The Dickensian landlord was so miserly we were forbidden to use the hosepipe and had to water our thirsty produce every evening after work with dozens of gallon-size milk jugs.
Webought a half dozen assorted tomato plants, basil and a couple of cucumber plants from a local nursery. Later, when we went back to buy wire cages to support the towering tomatoes, the owner of the nursery threw in a bunch of straggly, unloved plants headed for the dust bin. We were thrilled and eagerly added them to our enticing vegetable patch, feeling all the world like a couple of farmers.
This was our first attempt at growing food. Coming from California, I was spoiled by an astonishing choice of farmers markets, year round. When I landed in New Jersey, twelve miles from Manhattan, I quickly discovered that summer was the only time one could find good, local produce.
Oh! But how things grew in fourteen long, hot, unbearably humid weeks. Never had we seen such a tempting profusionof tomatoes, cucumbers (in spite of the slugs) and basil. Every day we were treated with an orgy of the freshest food imaginable.
Our single basil plant, grew into a tree and became a legend of near Biblical proportions. Every evening we would collect all the leaves, only to have them magically replaced by the next evening.
With such a bountiful harvest, we spent all our spare time making pesto, gazpacho, salsa, and bruschetta. And felt richer than rich with such perfect ingredients, ours for the taking. One of my happiest memories is sitting together in the kitchen, inches from an icy air conditioner going full blast, feeding each other our garlic infused inspirations, marveling that a few simple ingredients could taste so good.
Growing our own food made us better cooks.
Gardeners say if you want to understand a plant, start by sowing it's seed. The same wisdom applies to cooking. If you want to understand an ingredient, if you want to appreciate all it has to offer, grow it yourself.
That summer, JJ and I fell head-over-heels in love with tomatoes, basil and cucumbers. Five years later, that passion remains. Every visit I make to the farmers market in summer, begins with a quest for the freshest, tastiest tomatoes, cucumbers and basil. And you know what?
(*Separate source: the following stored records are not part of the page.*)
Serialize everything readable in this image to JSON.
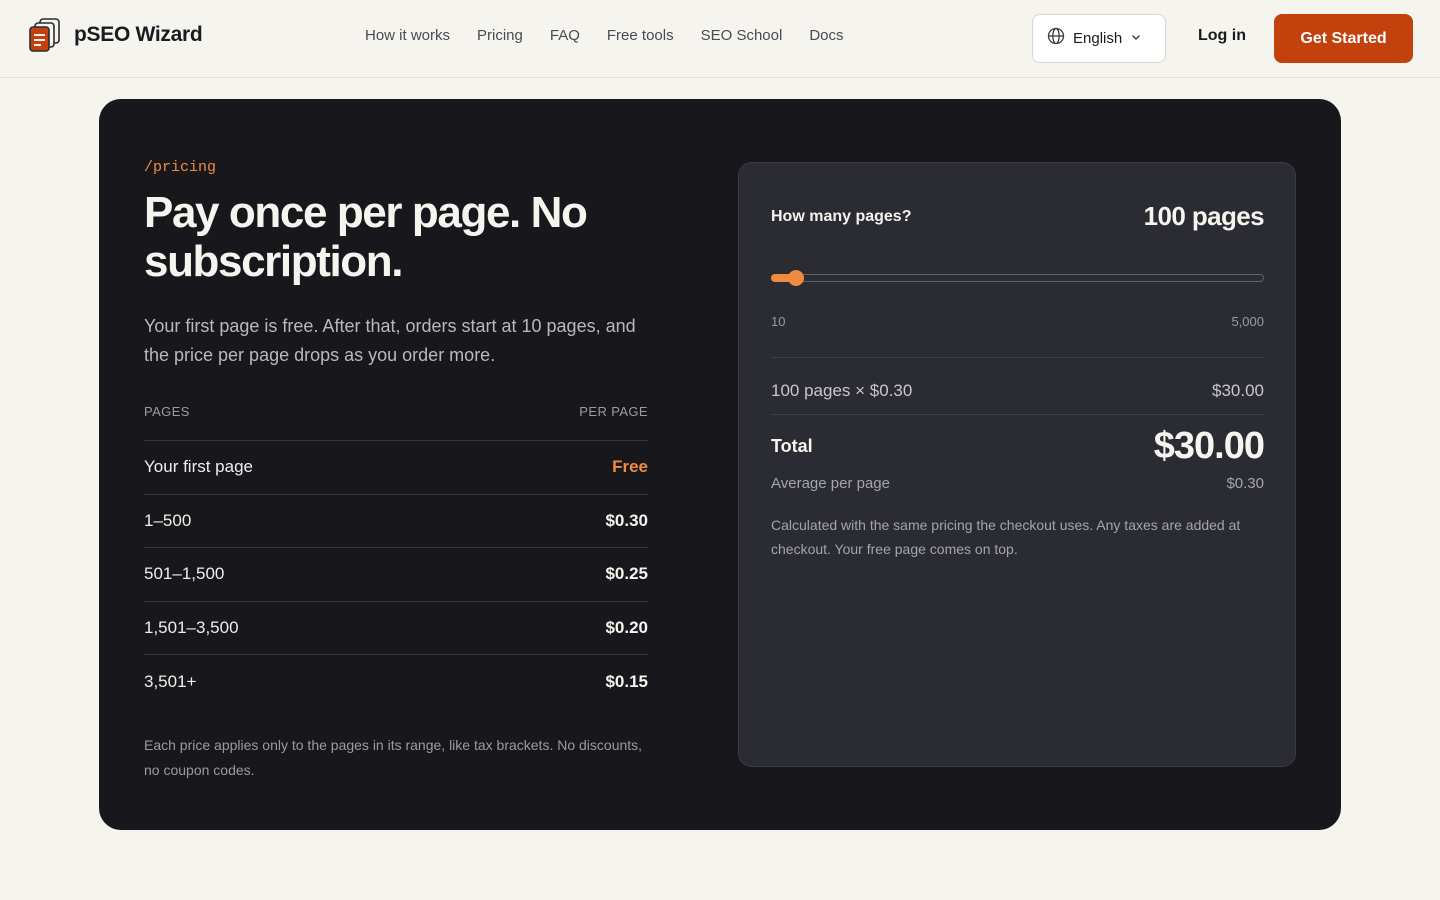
{
  "brand": {
    "name": "pSEO Wizard"
  },
  "nav": [
    {
      "label": "How it works"
    },
    {
      "label": "Pricing"
    },
    {
      "label": "FAQ"
    },
    {
      "label": "Free tools"
    },
    {
      "label": "SEO School"
    },
    {
      "label": "Docs"
    }
  ],
  "header": {
    "language": "English",
    "login_label": "Log in",
    "cta_label": "Get Started"
  },
  "colors": {
    "accent": "#c2410c",
    "accent_light": "#f08a3e",
    "card_bg": "#18181c",
    "panel_bg": "#2a2b33",
    "page_bg": "#f5f4ef"
  },
  "pricing": {
    "eyebrow": "/pricing",
    "headline": "Pay once per page. No subscription.",
    "lead": "Your first page is free. After that, orders start at 10 pages, and the price per page drops as you order more.",
    "table_headers": {
      "pages": "PAGES",
      "per_page": "PER PAGE"
    },
    "tiers": [
      {
        "range": "Your first page",
        "price": "Free"
      },
      {
        "range": "1–500",
        "price": "$0.30"
      },
      {
        "range": "501–1,500",
        "price": "$0.25"
      },
      {
        "range": "1,501–3,500",
        "price": "$0.20"
      },
      {
        "range": "3,501+",
        "price": "$0.15"
      }
    ],
    "footnote": "Each price applies only to the pages in its range, like tax brackets. No discounts, no coupon codes."
  },
  "calculator": {
    "question": "How many pages?",
    "value_display": "100 pages",
    "slider": {
      "min": 10,
      "max": 5000,
      "value": 100,
      "min_label": "10",
      "max_label": "5,000"
    },
    "line_label": "100 pages × $0.30",
    "line_amount": "$30.00",
    "total_label": "Total",
    "total_value": "$30.00",
    "avg_label": "Average per page",
    "avg_value": "$0.30",
    "note": "Calculated with the same pricing the checkout uses. Any taxes are added at checkout. Your free page comes on top."
  }
}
Nothing comes close to what we grew ourselves in that mean little patch of earth.
This summer, I've been growing two large pots of basil in my kitchen window. I can just barely grow basil in England. I can't pretend it's Italy, California, or New Jersey, but basil in pots, will grow in England in the summer, if you love on them enough - and if we get a bit of sunshine.
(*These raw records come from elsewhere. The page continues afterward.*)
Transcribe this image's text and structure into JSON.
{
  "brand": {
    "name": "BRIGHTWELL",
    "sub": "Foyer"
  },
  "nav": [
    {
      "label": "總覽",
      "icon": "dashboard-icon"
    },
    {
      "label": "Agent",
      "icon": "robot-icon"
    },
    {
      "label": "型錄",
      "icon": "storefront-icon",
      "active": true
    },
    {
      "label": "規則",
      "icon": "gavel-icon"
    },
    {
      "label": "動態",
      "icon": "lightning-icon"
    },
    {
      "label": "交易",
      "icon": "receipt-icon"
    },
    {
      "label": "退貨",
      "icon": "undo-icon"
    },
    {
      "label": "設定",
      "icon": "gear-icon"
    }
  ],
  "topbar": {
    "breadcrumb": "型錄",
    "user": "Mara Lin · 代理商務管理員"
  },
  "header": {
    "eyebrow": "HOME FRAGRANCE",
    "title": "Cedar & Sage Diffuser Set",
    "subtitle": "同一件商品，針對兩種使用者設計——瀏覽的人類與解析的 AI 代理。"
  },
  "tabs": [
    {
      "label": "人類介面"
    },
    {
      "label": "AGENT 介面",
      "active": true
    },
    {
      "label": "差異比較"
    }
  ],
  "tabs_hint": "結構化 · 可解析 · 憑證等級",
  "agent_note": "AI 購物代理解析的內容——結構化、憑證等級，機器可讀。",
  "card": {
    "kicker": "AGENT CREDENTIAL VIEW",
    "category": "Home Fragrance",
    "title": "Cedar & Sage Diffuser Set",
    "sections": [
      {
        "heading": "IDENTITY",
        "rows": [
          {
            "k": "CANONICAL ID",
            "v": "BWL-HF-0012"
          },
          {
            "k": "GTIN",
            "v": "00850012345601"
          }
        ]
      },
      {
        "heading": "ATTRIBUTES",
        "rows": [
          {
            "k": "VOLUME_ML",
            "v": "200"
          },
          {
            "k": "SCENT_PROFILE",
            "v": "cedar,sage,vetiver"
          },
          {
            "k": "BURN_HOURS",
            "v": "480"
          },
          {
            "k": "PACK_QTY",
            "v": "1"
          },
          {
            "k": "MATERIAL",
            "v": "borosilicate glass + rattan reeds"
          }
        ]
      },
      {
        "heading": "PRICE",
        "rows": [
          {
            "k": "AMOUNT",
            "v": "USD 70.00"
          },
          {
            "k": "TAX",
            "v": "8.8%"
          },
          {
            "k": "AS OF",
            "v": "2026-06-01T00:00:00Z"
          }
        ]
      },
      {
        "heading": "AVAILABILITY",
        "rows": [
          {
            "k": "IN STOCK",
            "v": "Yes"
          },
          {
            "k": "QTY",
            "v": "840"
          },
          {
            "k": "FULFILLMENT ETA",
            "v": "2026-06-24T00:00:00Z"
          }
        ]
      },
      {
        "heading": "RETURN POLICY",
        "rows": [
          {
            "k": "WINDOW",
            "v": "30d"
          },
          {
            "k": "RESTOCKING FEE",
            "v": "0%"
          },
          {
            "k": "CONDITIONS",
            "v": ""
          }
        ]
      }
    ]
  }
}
Unable to contain myself, I chop up every last fragrant leaf and make a pesto I can still taste in my mouth twelve hour later. Summer of 2004 Pesto, when JJ hand chopped two heads of garlic for every precious bowl, between dancing to Garrison Keillor's "A Praire Home Companion," on the radio.
WHAT YOU NEED
2 huge handfuls of fresh basil
1 large head of garlic (2 if you're fearless)
2 cups of pinenuts
1 cup extra virgin olive oil
1/2 tsp each coarse salt and pepper
2 cups of Parmesan cheese
WHAT YOU DO JJ and I made pesto entirely by hand, chopping everything finely. These days, though, I usually use a Cuisinart.
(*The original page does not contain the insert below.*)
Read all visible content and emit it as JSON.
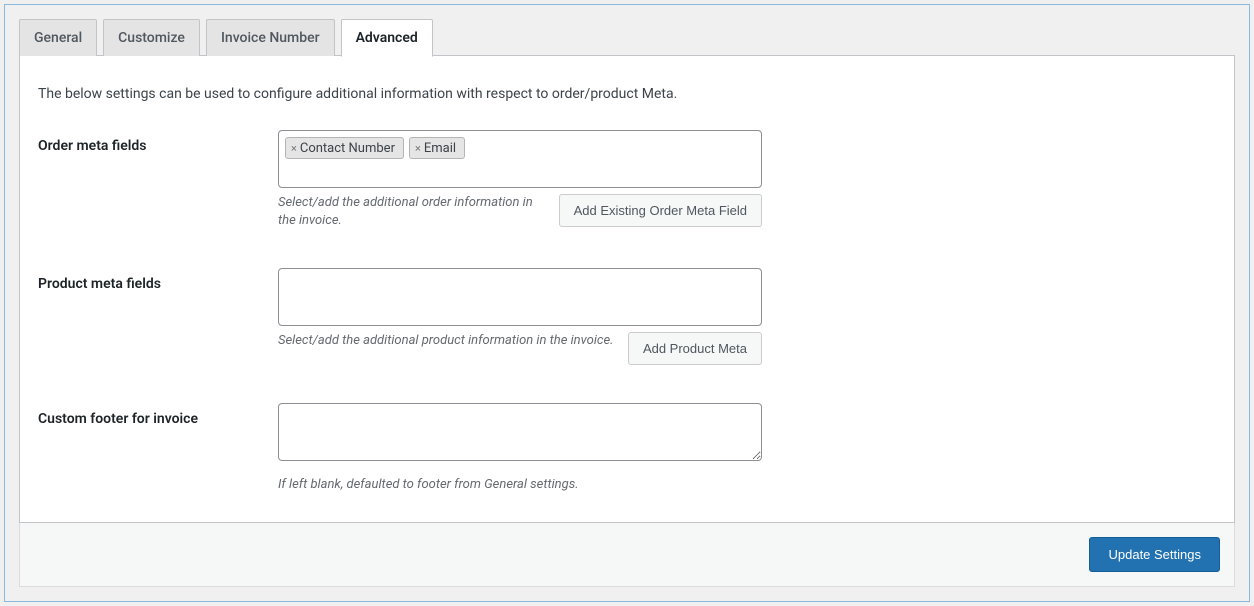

Toast the pine nuts by placing them on a baking tray in hot oven set at 200c 400f for about six minutes, or until golden brown. Remove and set aside. Wash basil, towel dry, pluck off all the leaves, place in bowl of food processor, fitted with chopping blade. Peel garlic and toss cloves into food processor with basil. Add most of the toasted pinenuts and olive oil, saving a smattering of pinenuts for garnish.
Chop and pulse ingredients until everything is finely blended into a bright green sauce. Test consistency. If you want thinner sauce, add a bit more olive oil.
Empty pesto into a bowl and season with salt and pepper. Grate the Parmesan cheese and blend it into the sauce --- or scatter it on top, if you’re serving the pesto with your favourite pasta.
A little of this pesto goes a long ways. It's quite potent, especially if you went with two heads of garlic. When serving with pasta, I reserve a couple of tablespoons of the pasta's cooking water. After draining the pasta, I toss it back into the cooking pot, then add about half the pesto I think I will need with the pasta water. Blend well, coating the pasta evenly. Taste. You can add a little more pesto as you need it, but you'll be surprised how little it takes.
Ideas and Suggestions
Pesto is good for more than adorning pasta, though it does such a stellar job of it, that's more than enough. JJ and I often enjoyed pesto on toasted slices of crusty sourdough bread made, not in San Francisco, but in Brooklyn. We also love it on omelettes and scrambled eggs; as an extravagant topping for oven roasted tomatoes and stuffed Italian peppers, and as a pizza topping, make that The Pizza Topping. We don't have nearly enough pesto in our lives. Who needs meat, when you have something this gorgeous to eat? Even if you don't dance, homemade pesto will make you want to dance. I can honestly say, JJ and I never made pesto without dancing, especially after we tasted it. Some of our favourite dance tunes, include Portland Oregon's Pink Martini's Hang On Little Tomato and Donde Estas Yolanda; Japans' Saori Yuki's Mayonaka No Bossa Nova (Midnight Bossa Nova) Elvis Presley's Jailhouse Rock; the Gypsy Kings Volare and La Bamba.
If you love dancing with someone, if your bodies naturally move together, it will be the same when making love. Food and dance are our most primal foreplay.
Make your own dance collection. What are the songs that make you pickup your heels? Dancing in your kitchen is probably as much fun as you can have with your clothes on.
Hmmmm. Who says you need to dance with your clothes on?